CHARACTERIZING GEOLOGIC FEATURES AT THE CONTACT OF PRECAMBRIAN BASEMENT AND THE OVERLYING MT. SIMON SANDSTONE, AND IMPLICATIONS FOR CO2 STORAGE

Geologic carbon storage (GCS) in the Illinois Basin has been carried on for a couple of years as a viable option to reduce the level of CO₂ in the atmosphere. One of the important concerns regarding GCS is injection-induced microseismicity. Detailed characterization of reservoir-scale geologic features is necessary for construction of geological models that can include the spatial variation of geomechanical properties and seismic velocities of the appropriate rock units, and thus allow modeling of subsurface fluid flow. This will thus help improve understanding of the mechanisms of injection-induced microseismicity, so that its occurrence can be better predicted and controlled. A representative geological model is, however, often limited by available geologic data from sparse subsurface data. Consequently, analogue studies of similar depositional environments play an important role in improving understanding of the sedimentary architecture of geologic formations. Analogues provide detailed information on sedimentary structures, geobody geometry and its lateral variability, which are important input variables for geological modeling.

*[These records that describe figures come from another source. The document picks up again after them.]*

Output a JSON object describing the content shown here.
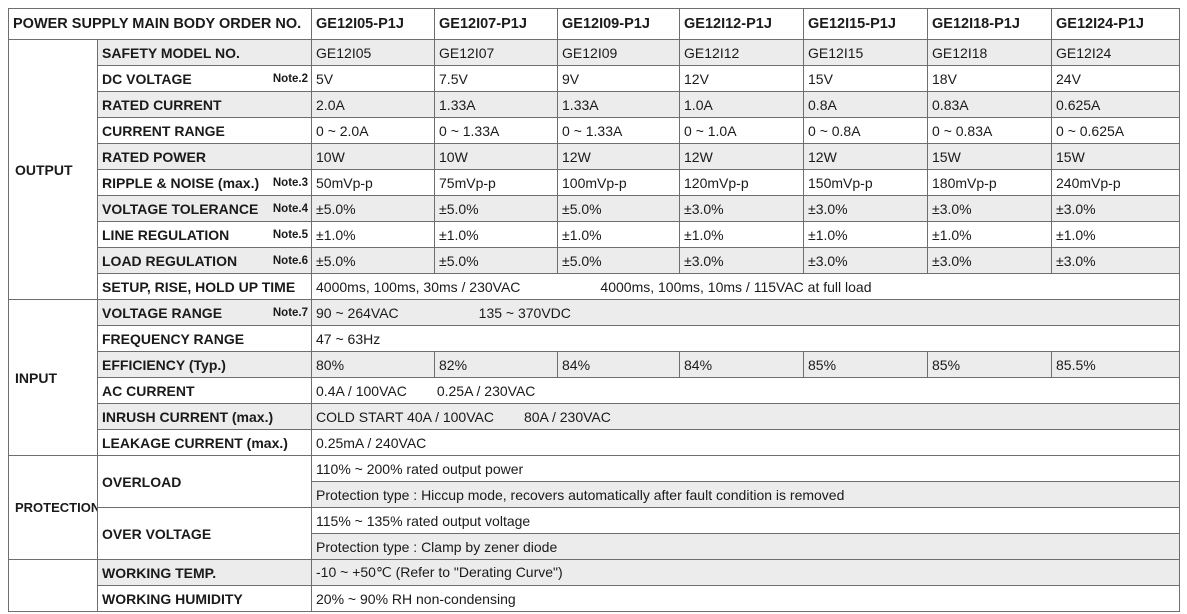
{
  "header": {
    "title": "POWER SUPPLY MAIN BODY ORDER NO.",
    "models": [
      "GE12I05-P1J",
      "GE12I07-P1J",
      "GE12I09-P1J",
      "GE12I12-P1J",
      "GE12I15-P1J",
      "GE12I18-P1J",
      "GE12I24-P1J"
    ]
  },
  "sections": {
    "output": "OUTPUT",
    "input": "INPUT",
    "protection": "PROTECTION"
  },
  "output": {
    "safety_model": {
      "label": "SAFETY MODEL NO.",
      "values": [
        "GE12I05",
        "GE12I07",
        "GE12I09",
        "GE12I12",
        "GE12I15",
        "GE12I18",
        "GE12I24"
      ]
    },
    "dc_voltage": {
      "label": "DC VOLTAGE",
      "note": "Note.2",
      "values": [
        "5V",
        "7.5V",
        "9V",
        "12V",
        "15V",
        "18V",
        "24V"
      ]
    },
    "rated_current": {
      "label": "RATED CURRENT",
      "values": [
        "2.0A",
        "1.33A",
        "1.33A",
        "1.0A",
        "0.8A",
        "0.83A",
        "0.625A"
      ]
    },
    "current_range": {
      "label": "CURRENT RANGE",
      "values": [
        "0 ~ 2.0A",
        "0 ~ 1.33A",
        "0 ~ 1.33A",
        "0 ~ 1.0A",
        "0 ~ 0.8A",
        "0 ~ 0.83A",
        "0 ~ 0.625A"
      ]
    },
    "rated_power": {
      "label": "RATED POWER",
      "values": [
        "10W",
        "10W",
        "12W",
        "12W",
        "12W",
        "15W",
        "15W"
      ]
    },
    "ripple_noise": {
      "label": "RIPPLE & NOISE (max.)",
      "note": "Note.3",
      "values": [
        "50mVp-p",
        "75mVp-p",
        "100mVp-p",
        "120mVp-p",
        "150mVp-p",
        "180mVp-p",
        "240mVp-p"
      ]
    },
    "voltage_tolerance": {
      "label": "VOLTAGE TOLERANCE",
      "note": "Note.4",
      "values": [
        "±5.0%",
        "±5.0%",
        "±5.0%",
        "±3.0%",
        "±3.0%",
        "±3.0%",
        "±3.0%"
      ]
    },
    "line_regulation": {
      "label": "LINE REGULATION",
      "note": "Note.5",
      "values": [
        "±1.0%",
        "±1.0%",
        "±1.0%",
        "±1.0%",
        "±1.0%",
        "±1.0%",
        "±1.0%"
      ]
    },
    "load_regulation": {
      "label": "LOAD REGULATION",
      "note": "Note.6",
      "values": [
        "±5.0%",
        "±5.0%",
        "±5.0%",
        "±3.0%",
        "±3.0%",
        "±3.0%",
        "±3.0%"
      ]
    },
    "setup_rise_hold": {
      "label": "SETUP, RISE, HOLD UP TIME",
      "value_a": "4000ms, 100ms, 30ms / 230VAC",
      "value_b": "4000ms, 100ms, 10ms / 115VAC at full load"
    }
  },
  "input": {
    "voltage_range": {
      "label": "VOLTAGE RANGE",
      "note": "Note.7",
      "value_a": "90 ~ 264VAC",
      "value_b": "135 ~ 370VDC"
    },
    "frequency_range": {
      "label": "FREQUENCY RANGE",
      "value": "47 ~ 63Hz"
    },
    "efficiency": {
      "label": "EFFICIENCY (Typ.)",
      "values": [
        "80%",
        "82%",
        "84%",
        "84%",
        "85%",
        "85%",
        "85.5%"
      ]
    },
    "ac_current": {
      "label": "AC CURRENT",
      "value_a": "0.4A / 100VAC",
      "value_b": "0.25A / 230VAC"
    },
    "inrush_current": {
      "label": "INRUSH CURRENT (max.)",
      "value_a": "COLD START 40A / 100VAC",
      "value_b": "80A / 230VAC"
    },
    "leakage_current": {
      "label": "LEAKAGE CURRENT (max.)",
      "value": "0.25mA / 240VAC"
    }
  },
  "protection": {
    "overload": {
      "label": "OVERLOAD",
      "line1": "110% ~ 200%  rated output power",
      "line2": "Protection type : Hiccup mode, recovers automatically after fault condition is removed"
    },
    "over_voltage": {
      "label": "OVER VOLTAGE",
      "line1": "115% ~ 135%  rated output voltage",
      "line2": "Protection type : Clamp by zener diode"
    }
  },
  "environment": {
    "working_temp": {
      "label": "WORKING TEMP.",
      "value": "-10 ~ +50℃ (Refer to \"Derating Curve\")"
    },
    "working_humidity": {
      "label": "WORKING HUMIDITY",
      "value": "20% ~ 90% RH non-condensing"
    }
  }
}
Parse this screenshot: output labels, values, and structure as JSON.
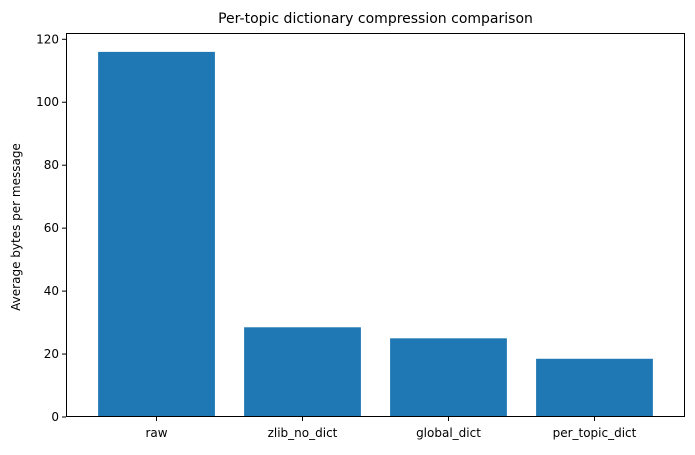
{
  "chart_data": {
    "type": "bar",
    "title": "Per-topic dictionary compression comparison",
    "xlabel": "",
    "ylabel": "Average bytes per message",
    "categories": [
      "raw",
      "zlib_no_dict",
      "global_dict",
      "per_topic_dict"
    ],
    "values": [
      116,
      28.5,
      25,
      18.5
    ],
    "ylim": [
      0,
      122
    ],
    "yticks": [
      0,
      20,
      40,
      60,
      80,
      100,
      120
    ],
    "grid": false,
    "bar_color": "#1f77b4"
  }
}
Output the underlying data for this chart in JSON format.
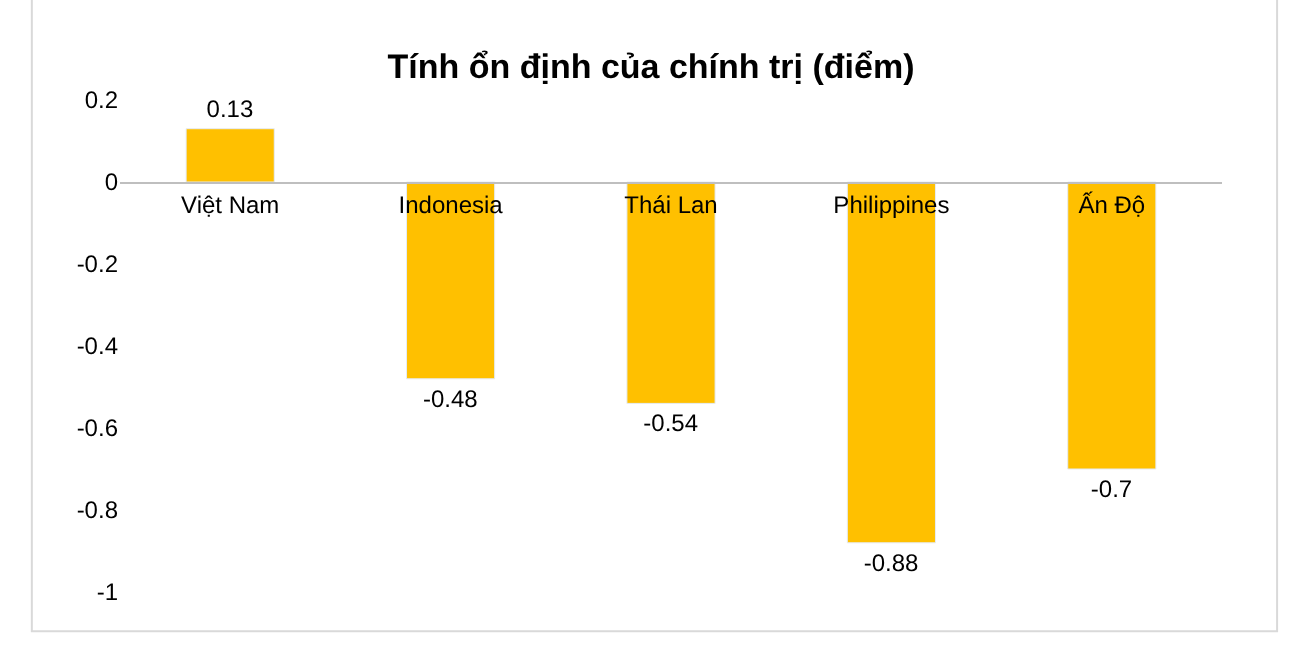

This study focuses on a study of the basement topography in potential CO₂ sequestration sites and the facies at the contact of the Precambrian basement and overlying injection zone of the Mt. Simon Sandstone, which are c. 34m apart from the basement at one injector site. Outcrop photogrammetry and sedimentary logging were used to study an analogue of the Mt. Simon Sandstone, the Lamotte Sandstone in southeast Missouri. This paper will detail the nature of the basement – Mt. Simon contact, and compare these outcrops with core analysis and borehole geophysical data from the Mt. Simon Sandstone GCS site. This analysis indicates that the depositional environments included braided fluvial, eolian, debris flow deposits and interdune deposits that show spatial variability in their thickness and characteristics. Characterization of facies and sedimentology around these Precambrian highs, in terms of their sedimentological and geomechanical properties and spatial variability, can be used to enhance models of the environments of deposition.